Il ’900 è definitivamente alle spalle, abbiamo preso con noi per il viaggio un bagaglio leggero, quello strettamente indispensabile, i simboli e le idee da traslocare nella nuova casa comune del riformismo italiano, pochi principi fondamentali, il lavoro, la democrazia, la libertà, la solidarietà che vanno però declinati in modo diverso utilizzando una nuova grammatica, proprio come Davide ha indicato nella parte introduttiva del suo intervento.

L’ultimo punto sul quale intendo soffermarmi, perché lo ritengo uno dei problemi più urgenti che il nuovo partito si trova ad affrontare, è quello della formazione della classe dirigente. La necessità, inevitabile, di un ricambio generazionale, l’ingresso ai posti di vertice – non solo nei circoli ma nelle amministrazioni locali – di personale politico nuovo, proveniente dalla società civile, che non ha ancora maturato esperienza politica e istituzionale, ma anche e soprattutto le sfide che la società contemporanea pone alla nostra attenzione, ci mettono di fronte il tema prioritario della formazione. Che non può essere risolto semplicemente tornando alle vecchie, seppur gloriose, scuole di partito, ma individuando strategie innovative di formazione e che, in particolare, non riflettano la struttura del vecchio partito e quindi la diffusione di un sapere dal centro alla periferia ma, al contrario, favoriscano ed intensifichino una trasmissione di saperi e di competenze “decentrata”, a rete, in modo da tener conto in ugual misura del locale e del globale.
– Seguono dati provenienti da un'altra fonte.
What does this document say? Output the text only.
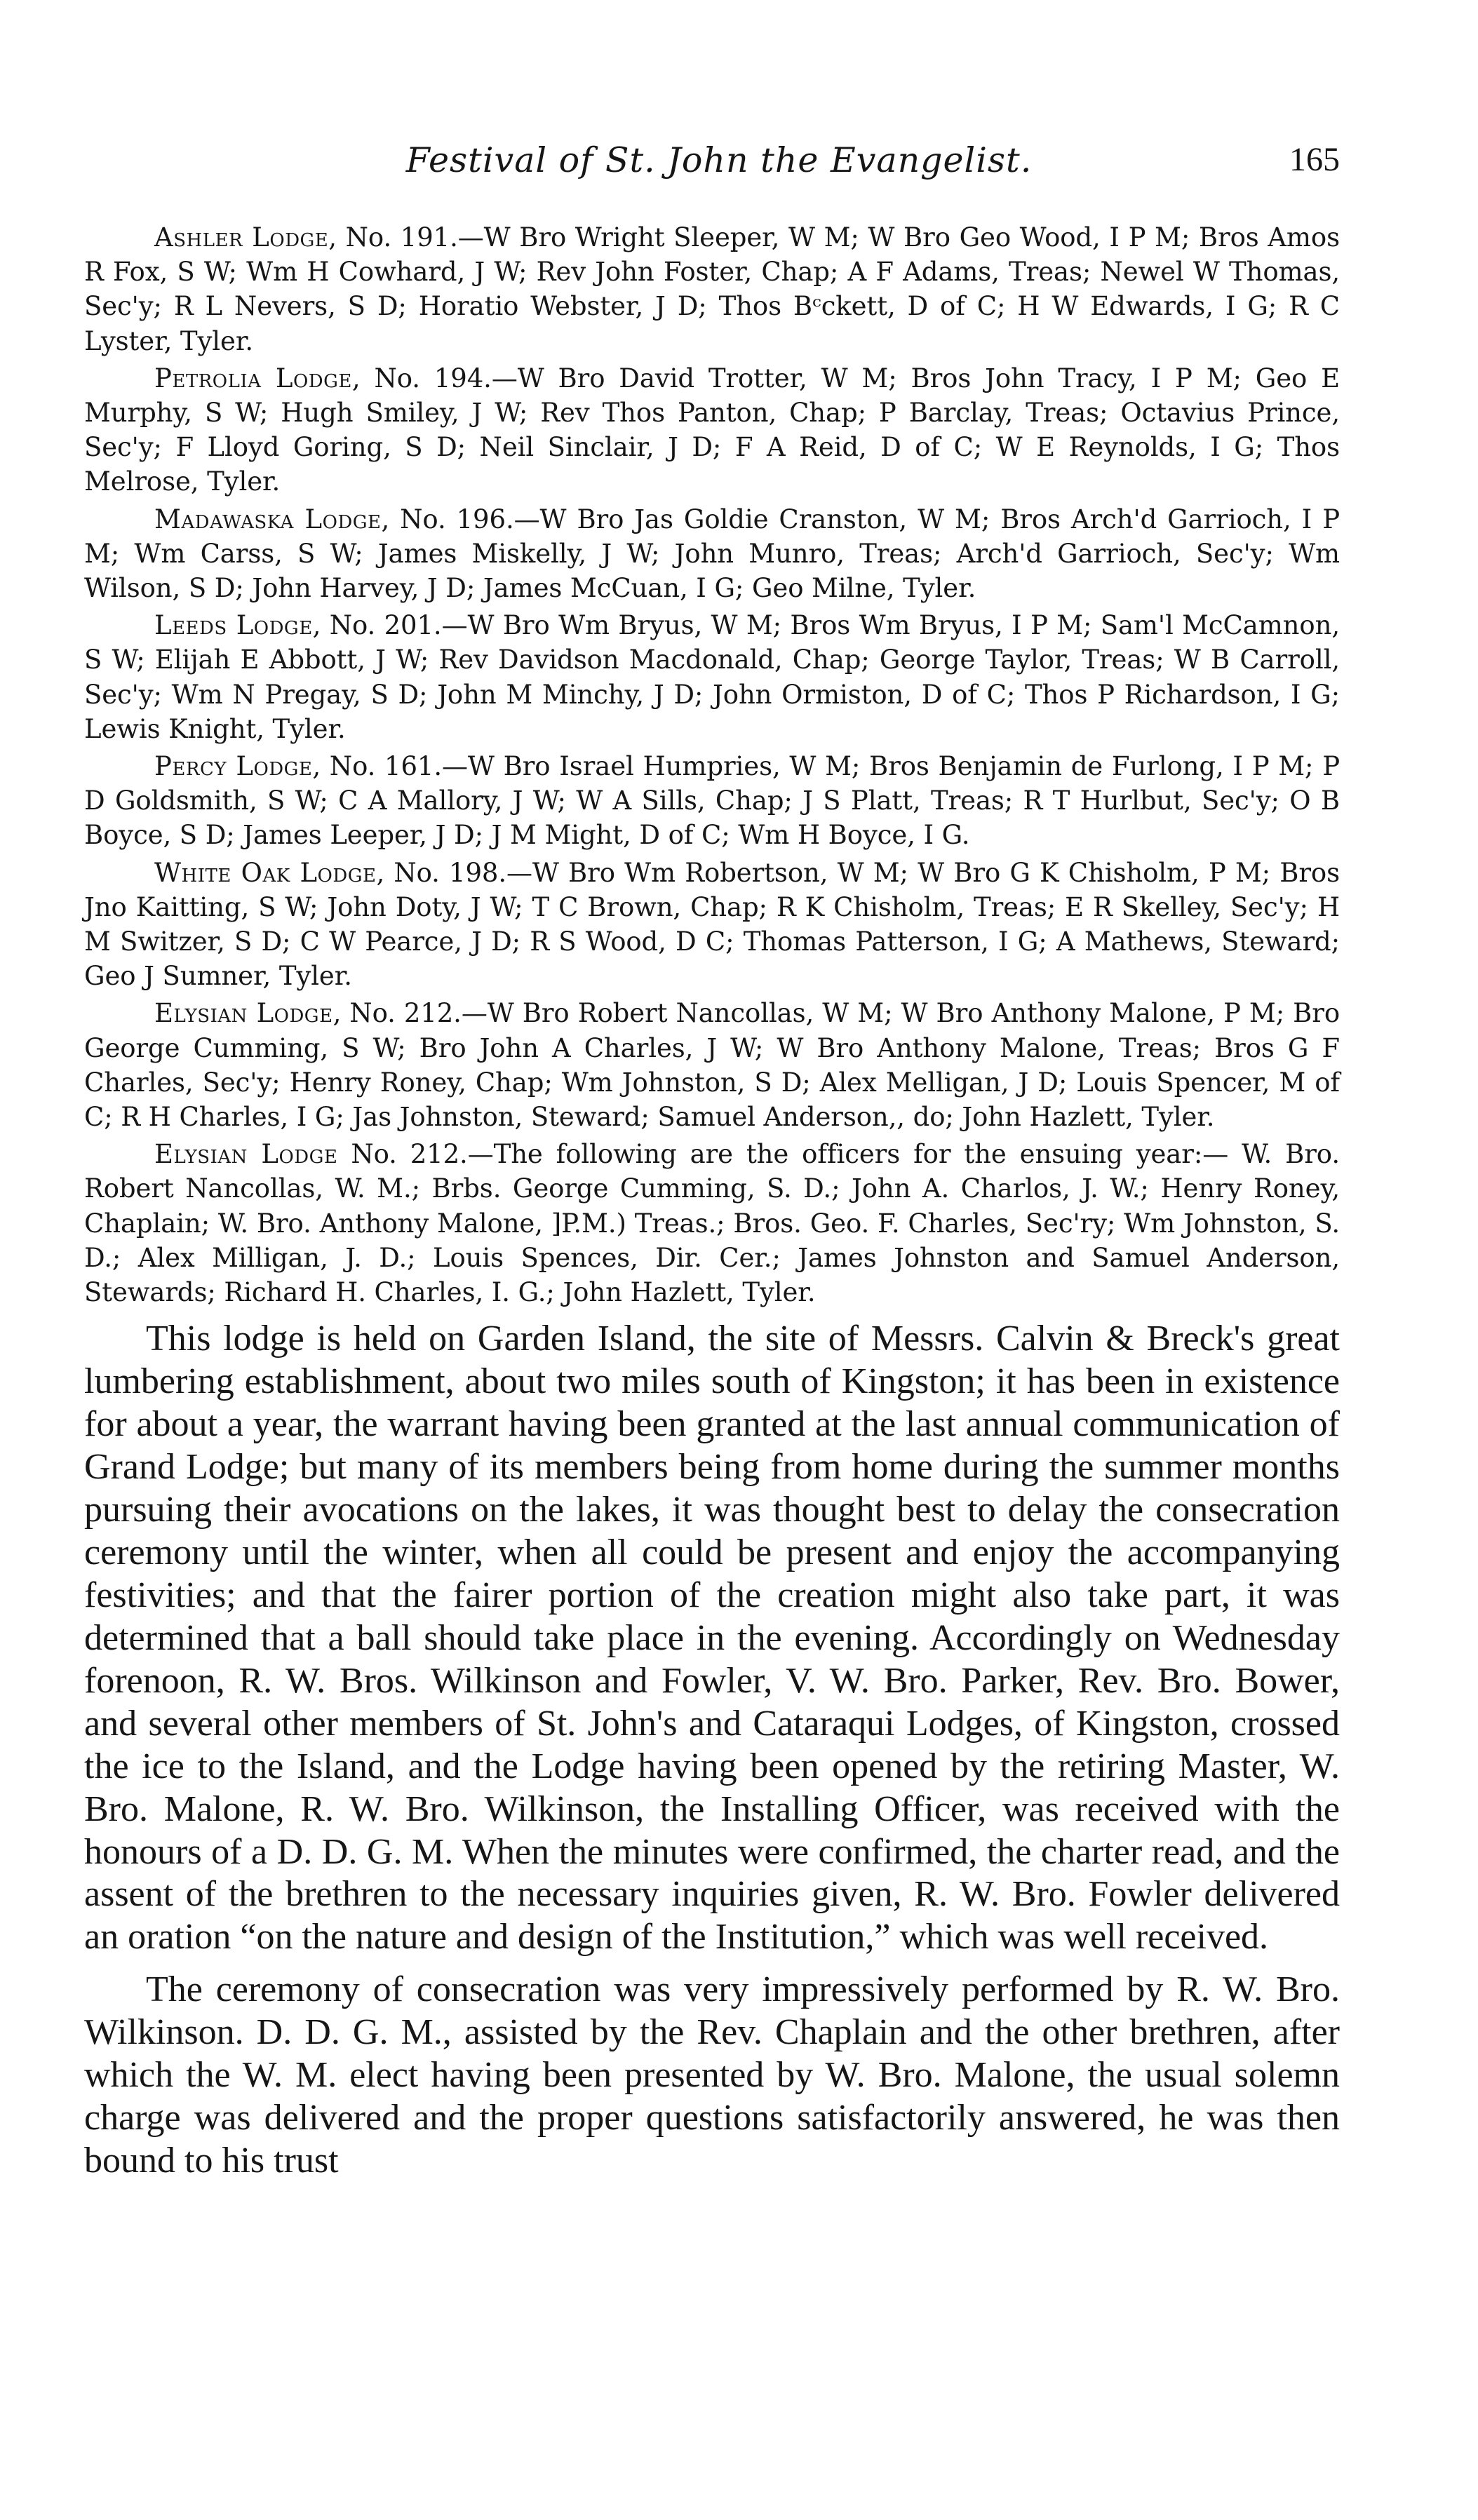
Festival of St. John the Evangelist.	165

Ashler Lodge, No. 191.—W Bro Wright Sleeper, W M; W Bro Geo Wood, I P M; Bros Amos R Fox, S W; Wm H Cowhard, J W; Rev John Foster, Chap; A F Adams, Treas; Newel W Thomas, Sec'y; R L Nevers, S D; Horatio Webster, J D; Thos Bᶜckett, D of C; H W Edwards, I G; R C Lyster, Tyler.

Petrolia Lodge, No. 194.—W Bro David Trotter, W M; Bros John Tracy, I P M; Geo E Murphy, S W; Hugh Smiley, J W; Rev Thos Panton, Chap; P Barclay, Treas; Octavius Prince, Sec'y; F Lloyd Goring, S D; Neil Sinclair, J D; F A Reid, D of C; W E Reynolds, I G; Thos Melrose, Tyler.

Madawaska Lodge, No. 196.—W Bro Jas Goldie Cranston, W M; Bros Arch'd Garrioch, I P M; Wm Carss, S W; James Miskelly, J W; John Munro, Treas; Arch'd Garrioch, Sec'y; Wm Wilson, S D; John Harvey, J D; James McCuan, I G; Geo Milne, Tyler.

Leeds Lodge, No. 201.—W Bro Wm Bryus, W M; Bros Wm Bryus, I P M; Sam'l McCamnon, S W; Elijah E Abbott, J W; Rev Davidson Macdonald, Chap; George Taylor, Treas; W B Carroll, Sec'y; Wm N Pregay, S D; John M Minchy, J D; John Ormiston, D of C; Thos P Richardson, I G; Lewis Knight, Tyler.

Percy Lodge, No. 161.—W Bro Israel Humpries, W M; Bros Benjamin de Furlong, I P M; P D Goldsmith, S W; C A Mallory, J W; W A Sills, Chap; J S Platt, Treas; R T Hurlbut, Sec'y; O B Boyce, S D; James Leeper, J D; J M Might, D of C; Wm H Boyce, I G.

White Oak Lodge, No. 198.—W Bro Wm Robertson, W M; W Bro G K Chisholm, P M; Bros Jno Kaitting, S W; John Doty, J W; T C Brown, Chap; R K Chisholm, Treas; E R Skelley, Sec'y; H M Switzer, S D; C W Pearce, J D; R S Wood, D C; Thomas Patterson, I G; A Mathews, Steward; Geo J Sumner, Tyler.

Elysian Lodge, No. 212.—W Bro Robert Nancollas, W M; W Bro Anthony Malone, P M; Bro George Cumming, S W; Bro John A Charles, J W; W Bro Anthony Malone, Treas; Bros G F Charles, Sec'y; Henry Roney, Chap; Wm Johnston, S D; Alex Melligan, J D; Louis Spencer, M of C; R H Charles, I G; Jas Johnston, Steward; Samuel Anderson,, do; John Hazlett, Tyler.

Elysian Lodge No. 212.—The following are the officers for the ensuing year:— W. Bro. Robert Nancollas, W. M.; Brbs. George Cumming, S. D.; John A. Charlos, J. W.; Henry Roney, Chaplain; W. Bro. Anthony Malone, ]P.M.) Treas.; Bros. Geo. F. Charles, Sec'ry; Wm Johnston, S. D.; Alex Milligan, J. D.; Louis Spences, Dir. Cer.; James Johnston and Samuel Anderson, Stewards; Richard H. Charles, I. G.; John Hazlett, Tyler.

This lodge is held on Garden Island, the site of Messrs. Calvin & Breck's great lumbering establishment, about two miles south of Kingston; it has been in existence for about a year, the warrant having been granted at the last annual communication of Grand Lodge; but many of its members being from home during the summer months pursuing their avocations on the lakes, it was thought best to delay the consecration ceremony until the winter, when all could be present and enjoy the accompanying festivities; and that the fairer portion of the creation might also take part, it was determined that a ball should take place in the evening. Accordingly on Wednesday forenoon, R. W. Bros. Wilkinson and Fowler, V. W. Bro. Parker, Rev. Bro. Bower, and several other members of St. John's and Cataraqui Lodges, of Kingston, crossed the ice to the Island, and the Lodge having been opened by the retiring Master, W. Bro. Malone, R. W. Bro. Wilkinson, the Installing Officer, was received with the honours of a D. D. G. M. When the minutes were confirmed, the charter read, and the assent of the brethren to the necessary inquiries given, R. W. Bro. Fowler delivered an oration “on the nature and design of the Institution,” which was well received.

The ceremony of consecration was very impressively performed by R. W. Bro. Wilkinson. D. D. G. M., assisted by the Rev. Chaplain and the other brethren, after which the W. M. elect having been presented by W. Bro. Malone, the usual solemn charge was delivered and the proper questions satisfactorily answered, he was then bound to his trust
Locale e globale, così come sono risuonati costantemente nella relazione di Davide, una relazione matura dalla quale traspare la capacità di connettere i problemi della dimensione cittadina a quella nazionale e sopranazionale, di congiungere le soluzioni strategiche per il paese a quelle per la nostra città. Si tratta di una capacità non comune, che stasera viene messa al servizio di tutti noi e del Partito democratico di Carpi.
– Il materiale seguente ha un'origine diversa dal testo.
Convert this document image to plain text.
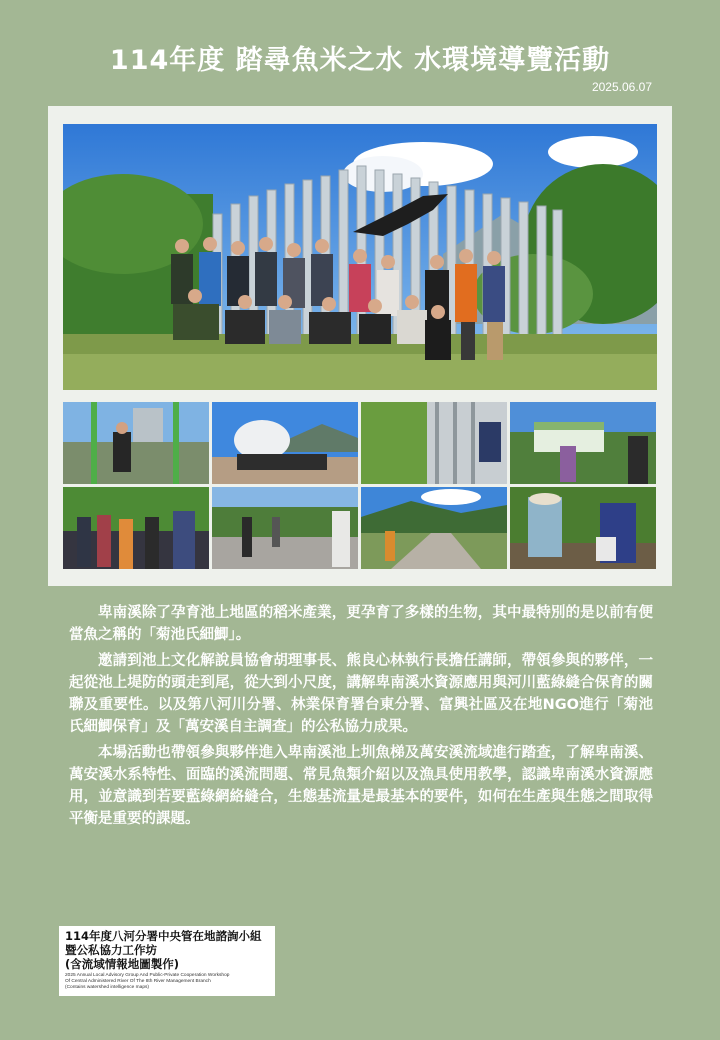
114年度 踏尋魚米之水 水環境導覽活動
2025.06.07

卑南溪除了孕育池上地區的稻米產業，更孕育了多樣的生物，其中最特別的是以前有便當魚之稱的「菊池氏細鯽」。

邀請到池上文化解說員協會胡理事長、熊良心林執行長擔任講師，帶領參與的夥伴，一起從池上堤防的頭走到尾，從大到小尺度，講解卑南溪水資源應用與河川藍綠縫合保育的關聯及重要性。以及第八河川分署、林業保育署台東分署、富興社區及在地NGO進行「菊池氏細鯽保育」及「萬安溪自主調查」的公私協力成果。

本場活動也帶領參與夥伴進入卑南溪池上圳魚梯及萬安溪流域進行踏查，了解卑南溪、萬安溪水系特性、面臨的溪流問題、常見魚類介紹以及漁具使用教學，認識卑南溪水資源應用，並意識到若要藍綠網絡縫合，生態基流量是最基本的要件，如何在生產與生態之間取得平衡是重要的課題。

114年度八河分署中央管在地諮詢小組
暨公私協力工作坊
(含流域情報地圖製作)
2025 Annual Local Advisory Group And Public-Private Cooperation Workshop
Of Central Administered River Of The 8th River Management Branch
(Contains watershed intelligence maps)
Per realizzare tutto ciò a cui ho fatto riferimento, credo che, con coraggio, ci si debba affidare a una leadership fortemente ringiovanita. È inutile sostenere che l’unità da realizzare nel PD deve superare i conflitti politici dello scorso secolo, se poi tale compito lo si affida a coloro che di quei conflitti furono protagonisti. Solo le giovani generazioni lo possono fare, perché quei conflitti li percepiscono non come passioni, ma come Storia. Del resto, solo loro possono sintonizzarsi con quel futuro di tecnologie, di globalità, di multietnicità di cui i non più giovani (e in questa categoria mi ci metto anch’io) istintivamente, sono indotti a diffidare e che le ragazze e i ragazzi, invece, vivono e hanno vissuto con naturalezza nella scuola, nelle esperienze di tempo libero e nel lavoro.
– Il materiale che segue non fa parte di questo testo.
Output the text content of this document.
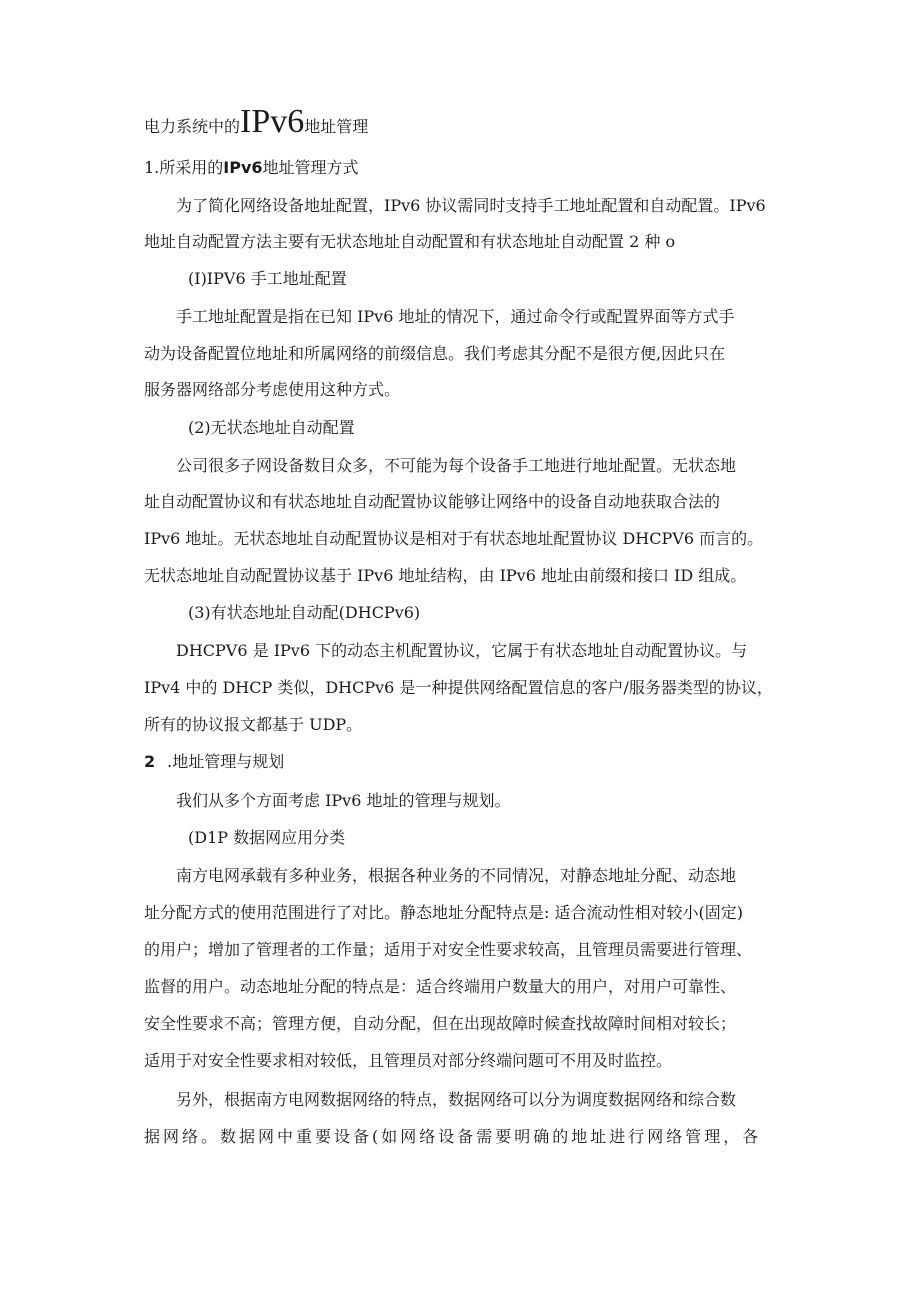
电力系统中的IPv6地址管理

1.所采用的IPv6地址管理方式

为了简化网络设备地址配置，IPv6 协议需同时支持手工地址配置和自动配置。IPv6

地址自动配置方法主要有无状态地址自动配置和有状态地址自动配置 2 种 o

(I)IPV6 手工地址配置

手工地址配置是指在已知 IPv6 地址的情况下，通过命令行或配置界面等方式手

动为设备配置位地址和所属网络的前缀信息。我们考虑其分配不是很方便,因此只在

服务器网络部分考虑使用这种方式。

(2)无状态地址自动配置

公司很多子网设备数目众多，不可能为每个设备手工地进行地址配置。无状态地

址自动配置协议和有状态地址自动配置协议能够让网络中的设备自动地获取合法的

IPv6 地址。无状态地址自动配置协议是相对于有状态地址配置协议 DHCPV6 而言的。

无状态地址自动配置协议基于 IPv6 地址结构，由 IPv6 地址由前缀和接口 ID 组成。

(3)有状态地址自动配(DHCPv6)

DHCPV6 是 IPv6 下的动态主机配置协议，它属于有状态地址自动配置协议。与

IPv4 中的 DHCP 类似，DHCPv6 是一种提供网络配置信息的客户/服务器类型的协议，

所有的协议报文都基于 UDP。

2 .地址管理与规划

我们从多个方面考虑 IPv6 地址的管理与规划。

(D1P 数据网应用分类

南方电网承载有多种业务，根据各种业务的不同情况，对静态地址分配、动态地

址分配方式的使用范围进行了对比。静态地址分配特点是: 适合流动性相对较小(固定)

的用户；增加了管理者的工作量；适用于对安全性要求较高，且管理员需要进行管理、

监督的用户。动态地址分配的特点是：适合终端用户数量大的用户，对用户可靠性、

安全性要求不高；管理方便，自动分配，但在出现故障时候查找故障时间相对较长；

适用于对安全性要求相对较低，且管理员对部分终端问题可不用及时监控。

另外，根据南方电网数据网络的特点，数据网络可以分为调度数据网络和综合数

据网络。数据网中重要设备(如网络设备需要明确的地址进行网络管理，各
Questa è una delle ragioni, ma non la sola – come spero si sia compreso nel mio intervento – per cui sostengo con convinzione la candidatura di Davide Dalle Ave alla segreteria del PD di Carpi. Certo, questo non significa che quelli della mia generazione o quelli più maturi di me vadano buttati via. Al contrario abbiamo ancora cose da dire e forse da insegnare ma, forti di questa consapevolezza, dobbiamo adoperarci per lasciar loro spazio a voi, ragazze e ragazzi, che siete il nostro futuro.

Credo, infatti, che Gorge Bayron avesse torto quando scriveva “È triste! È tutto un’illusione. Il futuro ci inganna da lontano. Non siamo più quel che ricordiamo, né osiamo pensare a ciò che siamo” Ciò che siamo, in realtà, siete voi, ragazze e ragazzi del PD, e da questa consapevolezza traggo il conforto e la forza per pensare alle sfide che ci attendono.